Greffier, lors des débats : Madame Laetitia PRADIGNAC
ARRET :
— Contradictoire
— par mise à disposition de l’arrêt au greffe de la Cour, les parties en ayant été préalablement avisées dans les conditions prévues au deuxième alinéa de l’article 450 du code de procédure civile.
— signé par Marie-Lisette SAUTRON, Présidente de chambre et par Laetitia PRADIGNAC, Greffière, présente lors de la mise à disposition.
***
RAPPEL DES FAITS ET PROCÉDURE
Mme [P] [W] a été embauchée le 1er septembre 2009 par la société [1] en qualité de superviseur dispatcheur.
Les relations contractuelles entre les parties étaient soumises à la convention collective nationale du personnel au sol des entreprises de transport aérien.
La société [1] occupait à titre habituel moins de onze salariés lors de la rupture des relations contractuelles.
Par lettre recommandée du 7 août 2020 la société [1] a convoqué la salariée à un entretien préalable à licenciement économique. Le contrat a été rompu le 15 septembre 2020 après acceptation du contrat de sécurisation professionnelle.
Le 8 décembre 2020, Mme [W] a saisi le conseil de prud’hommes de Longjumeau de demandes tendant finalement à :
' faire constater la qualité de co-employeur de la société [1] et de la société [3],
' faire dire et juger le licenciement dépourvu de cause réelle et sérieuse,
' faire condamner in solidum les sociétés [3] et [1] au paiement des sommes suivantes :
. 23 791,5 euros au titre de l’indemnité de licenciement sans cause réelle et sérieuse,
. 4 518 euros à titre d’indemnité de préavis,
. 451 euros au titre des congés payés afférents,
à titre subsidiaire,
. 40 000 euros de dommages et intérêts pour non-respect des critères d’ordre des licenciements ;
En tout état de cause,
' faire condamner la société [1] (et juger la société [3] co-débitrice in solidum en cas de reconnaissance du co-emploi) au paiement, avec intérêts, des sommes suivantes :
. 2 538 euros à titre de rappel de salaire du en raison du non-respect des minimas conventionnels,
. 253 euros au titre des congés payés afférents,
. 897,54 euros à titre de rappel de prime d’ancienneté,
. 89 euros au titre des congés payés afférents,
. 162,92 euros à titre de rappel de prime de fin d’année,
. 1 895,60 euros à titre de rappel de congés payés bonifiés conventionnels,
. 4 000 euros au titre de l’article 700 du Code de procédure civile,
' de faire condamner les deux sociétés aux dépens.
La société [1] a conclu au débouté et a sollicité reconventionnellement 3 000 euros au visa de l’article 700 du code de procédure civile.

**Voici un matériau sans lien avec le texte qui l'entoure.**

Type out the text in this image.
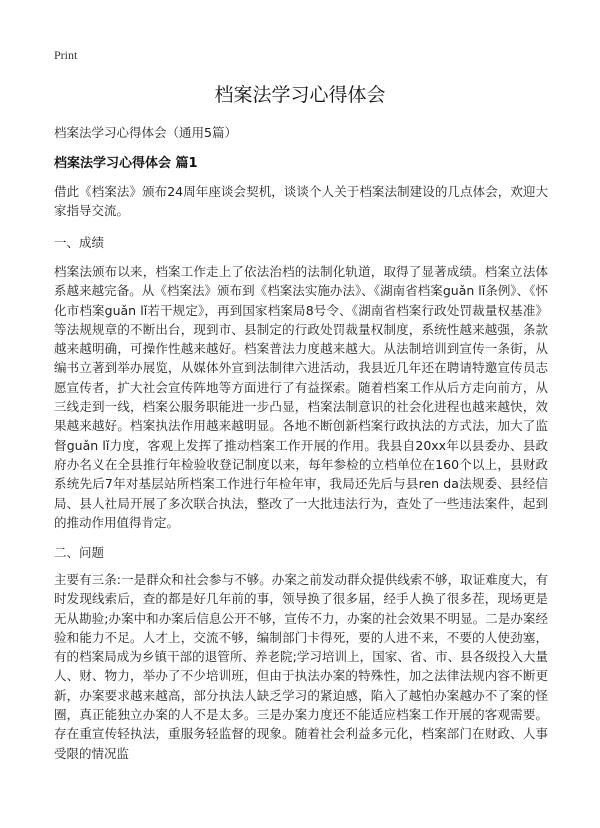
Print
档案法学习心得体会
档案法学习心得体会（通用5篇）
档案法学习心得体会 篇1

借此《档案法》颁布24周年座谈会契机，谈谈个人关于档案法制建设的几点体会，欢迎大家指导交流。

一、成绩

档案法颁布以来，档案工作走上了依法治档的法制化轨道，取得了显著成绩。档案立法体系越来越完备。从《档案法》颁布到《档案法实施办法》、《湖南省档案guǎn lǐ条例》、《怀化市档案guǎn lǐ若干规定》，再到国家档案局8号令、《湖南省档案行政处罚裁量权基准》等法规规章的不断出台，现到市、县制定的行政处罚裁量权制度，系统性越来越强，条款越来越明确，可操作性越来越好。档案普法力度越来越大。从法制培训到宣传一条街，从编书立著到举办展览，从媒体外宣到法制律六进活动，我县近几年还在聘请特邀宣传员志愿宣传者，扩大社会宣传阵地等方面进行了有益探索。随着档案工作从后方走向前方，从三线走到一线，档案公服务职能进一步凸显，档案法制意识的社会化进程也越来越快，效果越来越好。档案执法作用越来越明显。各地不断创新档案行政执法的方式法，加大了监督guǎn lǐ力度，客观上发挥了推动档案工作开展的作用。我县自20xx年以县委办、县政府办名义在全县推行年检验收登记制度以来，每年参检的立档单位在160个以上，县财政系统先后7年对基层站所档案工作进行年检年审，我局还先后与县ren da法规委、县经信局、县人社局开展了多次联合执法，整改了一大批违法行为，查处了一些违法案件，起到的推动作用值得肯定。

二、问题

主要有三条:一是群众和社会参与不够。办案之前发动群众提供线索不够，取证难度大，有时发现线索后，查的都是好几年前的事，领导换了很多届，经手人换了很多茬，现场更是无从勘验;办案中和办案后信息公开不够，宣传不力，办案的社会效果不明显。二是办案经验和能力不足。人才上，交流不够，编制部门卡得死，要的人进不来，不要的人使劲塞，有的档案局成为乡镇干部的退管所、养老院;学习培训上，国家、省、市、县各级投入大量人、财、物力，举办了不少培训班，但由于执法办案的特殊性，加之法律法规内容不断更新，办案要求越来越高，部分执法人缺乏学习的紧迫感，陷入了越怕办案越办不了案的怪圈，真正能独立办案的人不是太多。三是办案力度还不能适应档案工作开展的客观需要。存在重宣传轻执法，重服务轻监督的现象。随着社会利益多元化，档案部门在财政、人事受限的情况监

Par jugement contradictoire rendu le 06 juillet 2022 et notifié par lettre du 13 juillet 2022, auquel la cour se réfère pour l’exposé de la procédure antérieure et des prétentions initiales des parties, le conseil de prud’hommes :
' a dit et jugé que le licenciement pour motif économique de Mme [W] était valide,
' a débouté Mme [W] de l’ensemble de ses demandes,
' a condamne Mme [W] à verser à la société [1] la somme de 200 euros au titre de l’article 700 du code de procédure civile,
' a condamné Mme [W] aux entiers dépens.
Par déclaration transmise par voie électronique le 20 juillet 2022, Mme [W] a relevé appel de ce jugement en ce qu’il a dit valide son licenciement économique et l’a déboutée de l’intégralité de ses demandes et l’a condamnée à une indemnité de l’article 700 du code de procédure civile.
L’ordonnance de clôture a été rendue le 13 janvier 2026.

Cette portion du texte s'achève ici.